Орден Красного Лотоса - Глава 71
Tang Yufeng frappa deux fois à la porte en bambou. La mère et le fils, à l'intérieur, eurent des expressions diamétralement opposées en les voyant.
Zhao Yi courut joyeusement vers la porte et s'agenouilla sur les genoux de Tang Yufeng, l'appelant doucement : « Monsieur Tang. » Puis elle regarda Qin Zhen avec curiosité. Zhu regarda Qin Zhen, les lèvres tremblantes de nervosité ; elle ne comprenait pas ce qu'elle faisait là à ce moment précis !
Zhao Yi, insensible à la tension qui régnait entre les adultes, inclina la tête et demanda à Tang Yufeng : « Monsieur, ma mère m'a dit que lorsque je serai grand, je pourrai descendre de la montagne. Est-ce vrai ? »

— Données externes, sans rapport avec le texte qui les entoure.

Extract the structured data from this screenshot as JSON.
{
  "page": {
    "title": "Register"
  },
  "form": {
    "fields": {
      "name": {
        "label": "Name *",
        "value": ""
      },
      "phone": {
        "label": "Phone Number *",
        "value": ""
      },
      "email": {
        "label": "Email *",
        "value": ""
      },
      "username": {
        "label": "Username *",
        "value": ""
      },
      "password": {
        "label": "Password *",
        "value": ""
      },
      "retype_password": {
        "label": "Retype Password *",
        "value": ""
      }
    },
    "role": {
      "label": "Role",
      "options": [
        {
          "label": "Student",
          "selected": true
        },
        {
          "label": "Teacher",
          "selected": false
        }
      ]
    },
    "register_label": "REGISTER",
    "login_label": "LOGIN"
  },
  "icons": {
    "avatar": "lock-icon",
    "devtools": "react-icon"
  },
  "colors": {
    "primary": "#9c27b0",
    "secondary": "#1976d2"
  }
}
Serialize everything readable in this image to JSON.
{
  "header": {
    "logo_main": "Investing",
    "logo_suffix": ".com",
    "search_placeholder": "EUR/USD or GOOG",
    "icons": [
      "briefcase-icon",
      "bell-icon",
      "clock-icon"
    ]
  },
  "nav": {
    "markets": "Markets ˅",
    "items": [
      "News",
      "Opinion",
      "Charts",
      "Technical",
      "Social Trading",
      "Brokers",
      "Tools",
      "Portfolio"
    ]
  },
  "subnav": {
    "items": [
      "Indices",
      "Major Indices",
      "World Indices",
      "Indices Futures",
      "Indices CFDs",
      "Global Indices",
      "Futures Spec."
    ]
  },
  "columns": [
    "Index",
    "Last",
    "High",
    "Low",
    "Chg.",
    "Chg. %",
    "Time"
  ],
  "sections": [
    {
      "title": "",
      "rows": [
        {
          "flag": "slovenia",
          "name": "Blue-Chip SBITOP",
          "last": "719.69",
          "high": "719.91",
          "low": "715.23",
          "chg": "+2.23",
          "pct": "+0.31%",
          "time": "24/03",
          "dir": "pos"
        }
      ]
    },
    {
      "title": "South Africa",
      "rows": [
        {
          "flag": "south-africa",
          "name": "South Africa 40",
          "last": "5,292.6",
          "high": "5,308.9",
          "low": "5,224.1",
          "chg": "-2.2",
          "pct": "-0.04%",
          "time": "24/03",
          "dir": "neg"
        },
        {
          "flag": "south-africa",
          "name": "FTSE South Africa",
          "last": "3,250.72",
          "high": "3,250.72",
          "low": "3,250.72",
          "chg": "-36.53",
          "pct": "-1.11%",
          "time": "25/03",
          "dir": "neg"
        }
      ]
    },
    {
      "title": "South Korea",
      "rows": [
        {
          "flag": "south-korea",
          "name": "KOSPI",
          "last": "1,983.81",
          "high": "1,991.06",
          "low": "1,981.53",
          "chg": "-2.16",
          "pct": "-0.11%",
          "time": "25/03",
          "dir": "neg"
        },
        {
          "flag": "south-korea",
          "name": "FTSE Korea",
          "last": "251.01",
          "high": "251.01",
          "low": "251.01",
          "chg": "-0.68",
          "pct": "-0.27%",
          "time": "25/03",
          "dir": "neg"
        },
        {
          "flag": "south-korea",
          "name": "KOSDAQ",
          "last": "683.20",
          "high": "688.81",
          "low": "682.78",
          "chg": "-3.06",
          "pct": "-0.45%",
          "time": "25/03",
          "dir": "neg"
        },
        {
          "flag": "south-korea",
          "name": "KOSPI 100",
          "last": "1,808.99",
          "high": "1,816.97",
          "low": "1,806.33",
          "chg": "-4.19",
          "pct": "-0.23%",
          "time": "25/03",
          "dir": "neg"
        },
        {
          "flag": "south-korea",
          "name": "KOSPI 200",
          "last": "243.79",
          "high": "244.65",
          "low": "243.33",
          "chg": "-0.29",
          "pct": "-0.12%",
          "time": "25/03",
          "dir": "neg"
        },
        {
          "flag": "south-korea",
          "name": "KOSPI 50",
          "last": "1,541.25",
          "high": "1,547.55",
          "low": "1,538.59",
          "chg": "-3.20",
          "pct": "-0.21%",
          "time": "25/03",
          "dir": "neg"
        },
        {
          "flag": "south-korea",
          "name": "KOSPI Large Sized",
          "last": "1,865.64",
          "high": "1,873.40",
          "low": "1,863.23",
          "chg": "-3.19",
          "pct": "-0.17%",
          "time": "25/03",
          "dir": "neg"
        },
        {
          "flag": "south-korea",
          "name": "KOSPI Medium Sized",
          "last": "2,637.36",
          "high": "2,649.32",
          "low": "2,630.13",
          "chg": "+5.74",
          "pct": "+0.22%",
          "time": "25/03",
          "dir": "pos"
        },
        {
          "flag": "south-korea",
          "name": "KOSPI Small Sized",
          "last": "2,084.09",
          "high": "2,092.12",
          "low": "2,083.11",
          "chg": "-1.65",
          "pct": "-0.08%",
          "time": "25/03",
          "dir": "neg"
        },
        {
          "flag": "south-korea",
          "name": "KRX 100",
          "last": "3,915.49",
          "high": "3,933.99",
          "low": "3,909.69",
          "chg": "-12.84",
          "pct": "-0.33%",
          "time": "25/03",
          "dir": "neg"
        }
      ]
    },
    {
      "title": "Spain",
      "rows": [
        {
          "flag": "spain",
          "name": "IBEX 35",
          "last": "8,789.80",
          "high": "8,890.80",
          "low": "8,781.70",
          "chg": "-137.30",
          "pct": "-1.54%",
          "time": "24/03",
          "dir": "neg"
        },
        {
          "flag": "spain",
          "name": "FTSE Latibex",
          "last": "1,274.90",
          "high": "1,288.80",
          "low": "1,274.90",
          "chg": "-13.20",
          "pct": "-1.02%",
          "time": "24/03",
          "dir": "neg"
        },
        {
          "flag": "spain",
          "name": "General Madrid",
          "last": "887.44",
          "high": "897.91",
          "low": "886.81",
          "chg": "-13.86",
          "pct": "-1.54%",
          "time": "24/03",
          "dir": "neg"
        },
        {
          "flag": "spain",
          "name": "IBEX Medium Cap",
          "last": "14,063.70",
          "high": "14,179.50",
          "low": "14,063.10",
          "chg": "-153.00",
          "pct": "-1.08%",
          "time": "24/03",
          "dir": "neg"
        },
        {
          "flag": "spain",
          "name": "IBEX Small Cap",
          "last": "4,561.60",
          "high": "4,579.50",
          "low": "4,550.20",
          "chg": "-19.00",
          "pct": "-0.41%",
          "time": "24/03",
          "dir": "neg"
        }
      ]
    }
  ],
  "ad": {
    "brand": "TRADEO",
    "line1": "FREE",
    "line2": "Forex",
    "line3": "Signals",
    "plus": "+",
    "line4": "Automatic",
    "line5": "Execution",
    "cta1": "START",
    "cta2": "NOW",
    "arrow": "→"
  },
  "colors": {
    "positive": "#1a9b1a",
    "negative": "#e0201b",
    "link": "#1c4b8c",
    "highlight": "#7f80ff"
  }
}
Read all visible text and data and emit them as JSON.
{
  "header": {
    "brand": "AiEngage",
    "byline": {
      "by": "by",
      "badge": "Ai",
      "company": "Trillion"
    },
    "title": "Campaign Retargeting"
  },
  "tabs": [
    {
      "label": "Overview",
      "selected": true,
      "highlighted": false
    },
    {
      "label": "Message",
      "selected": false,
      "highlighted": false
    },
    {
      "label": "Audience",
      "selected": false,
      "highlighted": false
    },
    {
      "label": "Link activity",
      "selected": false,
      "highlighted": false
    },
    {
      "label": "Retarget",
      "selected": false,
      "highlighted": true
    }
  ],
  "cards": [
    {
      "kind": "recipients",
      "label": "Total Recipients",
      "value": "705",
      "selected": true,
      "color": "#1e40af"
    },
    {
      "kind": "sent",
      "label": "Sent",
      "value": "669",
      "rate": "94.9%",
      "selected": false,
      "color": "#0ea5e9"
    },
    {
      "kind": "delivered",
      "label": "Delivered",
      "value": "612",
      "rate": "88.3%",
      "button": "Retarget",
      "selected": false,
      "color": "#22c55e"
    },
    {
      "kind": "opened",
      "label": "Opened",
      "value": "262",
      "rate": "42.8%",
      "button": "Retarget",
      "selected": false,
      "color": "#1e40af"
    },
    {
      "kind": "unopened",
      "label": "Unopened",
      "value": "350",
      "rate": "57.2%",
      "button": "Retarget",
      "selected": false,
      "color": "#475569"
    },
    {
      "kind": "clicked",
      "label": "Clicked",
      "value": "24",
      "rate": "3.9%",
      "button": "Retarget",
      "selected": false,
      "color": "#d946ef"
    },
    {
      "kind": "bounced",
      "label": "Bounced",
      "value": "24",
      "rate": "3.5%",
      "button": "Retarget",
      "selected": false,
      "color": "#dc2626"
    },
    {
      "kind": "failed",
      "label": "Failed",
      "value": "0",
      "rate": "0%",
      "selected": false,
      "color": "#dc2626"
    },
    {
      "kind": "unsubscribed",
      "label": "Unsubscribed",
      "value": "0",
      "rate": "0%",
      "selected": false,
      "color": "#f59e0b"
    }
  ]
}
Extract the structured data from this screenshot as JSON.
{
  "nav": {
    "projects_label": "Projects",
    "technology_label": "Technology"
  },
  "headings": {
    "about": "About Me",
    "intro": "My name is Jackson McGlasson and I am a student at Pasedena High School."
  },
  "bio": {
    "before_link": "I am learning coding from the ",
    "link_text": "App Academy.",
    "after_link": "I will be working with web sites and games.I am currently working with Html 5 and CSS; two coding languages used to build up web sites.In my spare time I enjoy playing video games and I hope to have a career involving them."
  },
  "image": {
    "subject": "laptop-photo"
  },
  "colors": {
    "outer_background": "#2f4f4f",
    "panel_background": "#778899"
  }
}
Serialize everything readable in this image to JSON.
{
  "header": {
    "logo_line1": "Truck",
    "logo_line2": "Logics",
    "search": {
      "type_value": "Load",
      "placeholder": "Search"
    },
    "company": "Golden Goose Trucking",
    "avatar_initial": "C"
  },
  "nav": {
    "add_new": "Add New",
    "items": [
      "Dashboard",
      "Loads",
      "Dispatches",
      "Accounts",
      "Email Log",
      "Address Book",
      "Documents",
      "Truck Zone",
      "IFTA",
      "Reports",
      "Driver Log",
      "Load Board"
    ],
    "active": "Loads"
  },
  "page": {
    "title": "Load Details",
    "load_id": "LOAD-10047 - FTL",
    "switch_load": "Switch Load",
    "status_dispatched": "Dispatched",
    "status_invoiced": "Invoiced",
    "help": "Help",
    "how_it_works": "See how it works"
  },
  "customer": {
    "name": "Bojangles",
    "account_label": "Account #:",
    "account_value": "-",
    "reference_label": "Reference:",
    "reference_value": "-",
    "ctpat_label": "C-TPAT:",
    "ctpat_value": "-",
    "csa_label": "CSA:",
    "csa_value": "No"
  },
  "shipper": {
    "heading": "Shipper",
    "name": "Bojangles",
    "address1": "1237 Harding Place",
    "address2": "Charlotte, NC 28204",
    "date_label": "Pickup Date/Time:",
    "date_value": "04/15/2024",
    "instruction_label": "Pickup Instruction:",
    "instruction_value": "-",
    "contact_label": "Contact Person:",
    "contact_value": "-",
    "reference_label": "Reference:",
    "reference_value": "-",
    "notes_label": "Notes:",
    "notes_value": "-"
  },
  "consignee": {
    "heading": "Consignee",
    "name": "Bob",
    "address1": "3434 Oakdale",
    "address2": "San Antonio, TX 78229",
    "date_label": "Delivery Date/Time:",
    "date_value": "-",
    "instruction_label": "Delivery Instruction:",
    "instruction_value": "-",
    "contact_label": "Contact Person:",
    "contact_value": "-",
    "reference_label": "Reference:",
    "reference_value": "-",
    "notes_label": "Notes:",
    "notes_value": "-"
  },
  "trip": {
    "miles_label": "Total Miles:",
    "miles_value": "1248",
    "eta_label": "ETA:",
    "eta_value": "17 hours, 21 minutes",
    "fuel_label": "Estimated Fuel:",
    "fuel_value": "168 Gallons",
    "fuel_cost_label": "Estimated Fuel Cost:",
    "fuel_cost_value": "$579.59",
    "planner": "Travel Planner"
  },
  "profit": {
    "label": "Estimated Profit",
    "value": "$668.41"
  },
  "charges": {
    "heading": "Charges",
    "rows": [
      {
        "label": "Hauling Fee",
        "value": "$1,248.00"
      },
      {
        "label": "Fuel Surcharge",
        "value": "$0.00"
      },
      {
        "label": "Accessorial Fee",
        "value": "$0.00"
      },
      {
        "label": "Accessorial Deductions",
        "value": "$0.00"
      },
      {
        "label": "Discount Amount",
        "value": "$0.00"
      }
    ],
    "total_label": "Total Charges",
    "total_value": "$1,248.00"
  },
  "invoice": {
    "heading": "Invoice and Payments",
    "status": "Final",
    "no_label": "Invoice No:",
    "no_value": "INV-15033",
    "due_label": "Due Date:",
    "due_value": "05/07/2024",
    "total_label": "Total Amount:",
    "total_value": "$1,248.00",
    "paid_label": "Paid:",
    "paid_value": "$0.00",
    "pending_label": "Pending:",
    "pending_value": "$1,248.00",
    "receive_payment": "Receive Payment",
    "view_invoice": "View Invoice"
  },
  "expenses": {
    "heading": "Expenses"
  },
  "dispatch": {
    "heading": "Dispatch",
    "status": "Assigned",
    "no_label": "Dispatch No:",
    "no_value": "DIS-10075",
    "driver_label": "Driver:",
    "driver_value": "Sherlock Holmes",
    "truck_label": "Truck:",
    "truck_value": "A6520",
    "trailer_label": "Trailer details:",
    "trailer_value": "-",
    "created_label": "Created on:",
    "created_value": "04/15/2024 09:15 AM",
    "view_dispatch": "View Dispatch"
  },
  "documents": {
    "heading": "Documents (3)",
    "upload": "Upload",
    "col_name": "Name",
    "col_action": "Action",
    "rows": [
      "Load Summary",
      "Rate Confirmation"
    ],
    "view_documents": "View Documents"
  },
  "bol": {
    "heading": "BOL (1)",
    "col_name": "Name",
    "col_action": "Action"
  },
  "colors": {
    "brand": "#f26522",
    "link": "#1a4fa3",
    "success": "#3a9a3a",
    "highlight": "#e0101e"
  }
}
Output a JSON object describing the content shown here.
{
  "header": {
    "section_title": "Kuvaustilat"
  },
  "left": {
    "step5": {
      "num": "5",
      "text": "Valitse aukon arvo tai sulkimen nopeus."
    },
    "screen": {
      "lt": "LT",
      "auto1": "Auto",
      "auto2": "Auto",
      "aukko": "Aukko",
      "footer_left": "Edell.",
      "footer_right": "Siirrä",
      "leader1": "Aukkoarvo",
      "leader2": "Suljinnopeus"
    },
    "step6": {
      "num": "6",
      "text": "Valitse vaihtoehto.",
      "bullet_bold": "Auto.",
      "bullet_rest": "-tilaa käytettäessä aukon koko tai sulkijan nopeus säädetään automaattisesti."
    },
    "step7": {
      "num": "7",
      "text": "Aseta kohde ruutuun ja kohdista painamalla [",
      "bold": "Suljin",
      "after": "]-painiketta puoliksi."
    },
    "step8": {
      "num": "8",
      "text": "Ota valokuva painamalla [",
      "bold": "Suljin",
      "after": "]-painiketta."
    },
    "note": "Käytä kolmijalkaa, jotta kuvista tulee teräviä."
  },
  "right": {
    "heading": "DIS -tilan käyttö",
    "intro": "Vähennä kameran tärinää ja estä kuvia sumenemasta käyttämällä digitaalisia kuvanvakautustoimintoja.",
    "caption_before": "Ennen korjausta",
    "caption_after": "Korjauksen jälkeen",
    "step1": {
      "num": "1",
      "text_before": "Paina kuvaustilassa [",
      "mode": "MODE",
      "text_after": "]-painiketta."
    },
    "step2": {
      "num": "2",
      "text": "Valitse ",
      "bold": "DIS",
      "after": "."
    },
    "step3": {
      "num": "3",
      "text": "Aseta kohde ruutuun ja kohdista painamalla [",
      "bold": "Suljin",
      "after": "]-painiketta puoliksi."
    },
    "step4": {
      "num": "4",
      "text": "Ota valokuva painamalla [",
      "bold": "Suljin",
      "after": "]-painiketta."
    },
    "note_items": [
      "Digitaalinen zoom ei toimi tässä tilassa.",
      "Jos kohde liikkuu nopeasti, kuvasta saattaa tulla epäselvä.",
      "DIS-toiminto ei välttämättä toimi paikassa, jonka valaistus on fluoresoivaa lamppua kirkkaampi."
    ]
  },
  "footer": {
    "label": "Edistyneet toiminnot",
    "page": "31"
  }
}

Tang Yufeng caressa la tête de Zhao Yi d'une main et désigna Qin Zhen à côté de lui de l'autre, en disant : « Si tu le souhaites, tu peux descendre de la montagne avec cette tante maintenant. »
Zhao Yi contemplait Qin Zhen avec ravissement, ses yeux brillant d'une telle intensité qu'ils éblouissaient presque Qin Zhen. Soudain, Zhu Lian tira brusquement Zhao Yi derrière lui en s'écriant avec inquiétude : « Il ne partira pas ! C'est mon fils, il doit rester à mes côtés ! »
Qin Zhen croisa le regard de Zhu Qiushi et dit lentement : « Parlons-en. »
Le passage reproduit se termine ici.